L’Artigianato represents a Sciuraglamorous apartment in its confident mix of (mostly) hand-painted wallpaper, intricate passementerie and Andy Warhol prints. The design companies featured in the decor share Mr. Egan’s reverence for artisanship, detailing and luxurious materials.
He often collaborates with Fromental, a British company that supplied the striking floral wallpaper on a deep green ground in a large room overlooking the castle. The paper was originally meant to be hand-painted in China from Mr. Egan’s own design, but then China went into lockdown.
Tim Butcher, Fromental’s co-founder along with his wife, Lizzie Deshayes, offered to digitally print a Japanese pattern with peonies and send it to Milan. It was beautiful, but not the couture extravaganza Mr. Egan had in mind, so he augmented it with strips of hand-blocked paper he had sourced in Venice a decade ago and braided trim that he had introduced earlier this year in collaboration with the French company Houlès. (The trim is part of a collection, called Imperiale, dripping with silky oblongs inspired by Fabergé eggs.) The ceiling is so high that Mr. Egan needed Houlès’s entire stock — 87 yards — ending up with only 16 inches to spare.
Fromental also supplied the needlepoint upholstery on furniture pieces designed with the French company Rinck. (Mr.
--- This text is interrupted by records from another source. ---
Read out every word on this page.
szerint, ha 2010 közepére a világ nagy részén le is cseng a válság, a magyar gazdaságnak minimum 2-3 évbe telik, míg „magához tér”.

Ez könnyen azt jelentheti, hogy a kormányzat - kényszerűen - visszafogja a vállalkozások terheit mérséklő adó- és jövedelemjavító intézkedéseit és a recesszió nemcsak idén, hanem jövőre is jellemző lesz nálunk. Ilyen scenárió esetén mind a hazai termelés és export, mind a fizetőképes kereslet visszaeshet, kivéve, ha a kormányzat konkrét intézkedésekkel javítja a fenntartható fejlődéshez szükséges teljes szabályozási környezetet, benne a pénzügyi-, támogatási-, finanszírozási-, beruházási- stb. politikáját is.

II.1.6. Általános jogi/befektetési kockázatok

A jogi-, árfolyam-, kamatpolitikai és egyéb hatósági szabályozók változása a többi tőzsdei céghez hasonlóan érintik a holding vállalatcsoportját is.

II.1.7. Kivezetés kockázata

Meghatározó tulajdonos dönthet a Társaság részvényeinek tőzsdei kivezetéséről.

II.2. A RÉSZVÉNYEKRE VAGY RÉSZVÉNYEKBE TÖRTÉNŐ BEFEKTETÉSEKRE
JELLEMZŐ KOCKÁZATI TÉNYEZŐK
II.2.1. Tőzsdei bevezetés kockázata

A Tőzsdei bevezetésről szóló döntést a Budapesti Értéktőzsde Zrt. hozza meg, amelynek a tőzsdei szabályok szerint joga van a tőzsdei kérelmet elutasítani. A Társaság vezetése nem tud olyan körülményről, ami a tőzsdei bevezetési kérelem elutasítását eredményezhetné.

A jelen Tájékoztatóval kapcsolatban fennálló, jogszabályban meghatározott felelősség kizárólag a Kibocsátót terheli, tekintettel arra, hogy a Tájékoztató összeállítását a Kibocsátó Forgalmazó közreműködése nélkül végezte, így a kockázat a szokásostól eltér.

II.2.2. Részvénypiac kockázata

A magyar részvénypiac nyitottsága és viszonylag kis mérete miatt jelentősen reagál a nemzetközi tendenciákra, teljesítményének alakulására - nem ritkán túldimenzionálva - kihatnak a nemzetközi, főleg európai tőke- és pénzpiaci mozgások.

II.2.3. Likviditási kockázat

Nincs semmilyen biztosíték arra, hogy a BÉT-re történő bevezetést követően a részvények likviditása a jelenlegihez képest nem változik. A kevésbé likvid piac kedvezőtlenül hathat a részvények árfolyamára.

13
Butcher started out as a weaver, and Ms. Deshayes has a passion for making tapestries.) They trained 15 artists in India to execute the designs, which take about 50 skilled hours to create a single square foot.
In the “bedroom,” furnished with a bed and headboard borrowed from Mr. Egan’s apartment down the street (he slept on a mattress on the floor throughout the studio’s Design Week transformation), elaborately patterned linens from Loretta Caponi were on display. The family company, founded in Florence in 1967, supplies couture lingerie and a home collection.
One of Ms. Caponi’s grandsons, Guido Caponi, the company’s chief operating officer, traced some of its success to two particular customers, Donna Paola Ruffo di Calabria, who later became the queen of Belgium, and the actress Jane Fonda. “Thanks to these two women, these two queens, Loretta Caponi became known to an international clientele,” he said.
All of the linens are designed in the company’s atelier and made in the homes of the embroiderers, who use manually operated machines to stitch the elaborate patterns. “It’s really complicated. Every different shadow means changing the thread in the machine by hand,” Mr. Caponi said. “It’s a technique that takes a very long time to learn.”
Other upholstery fabrics and draperies came from Rome-based Colony Fabrics, founded in 1976 and, unlike many Italian companies, is still producing in Italy. The majority are woven in the southern town of Caserta, where the craft was spurred in the 18th century by the construction of the Reggia di Caserta, a palace influenced by Versailles. Some of Colony’s fabrics were used in the 2006 Sofia Coppola film “Marie Antoinette.”
The Warhol prints have an Italian pedigree, too: The series is called “Ladies and Gentlemen” and was printed in 1975 in Milan. Mr. Egan said the prints were undervalued because of their subject, drag queens. He purchased them one at a time over the years, for very good prices, he said. Their placement over a pair of Empire-style chairs upholstered in a Fromental red petit point with a sunburst pattern, and another pair of midcentury Venetian chairs in a Colony damask fabric with Houlès trim, was yet further evidence of Mr. Egan’s particular talent for mixing.
With a little American ingenuity, he managed to acquire everything for the showroom (original wallpaper aside) during the pandemic. “We have zero supply chain issues because everything’s made in Italy,” he said, exaggerating only slightly. “We get in the car and go and get it. I drive a big white Lincoln Navigator straight from America, and we can haul anything in that.”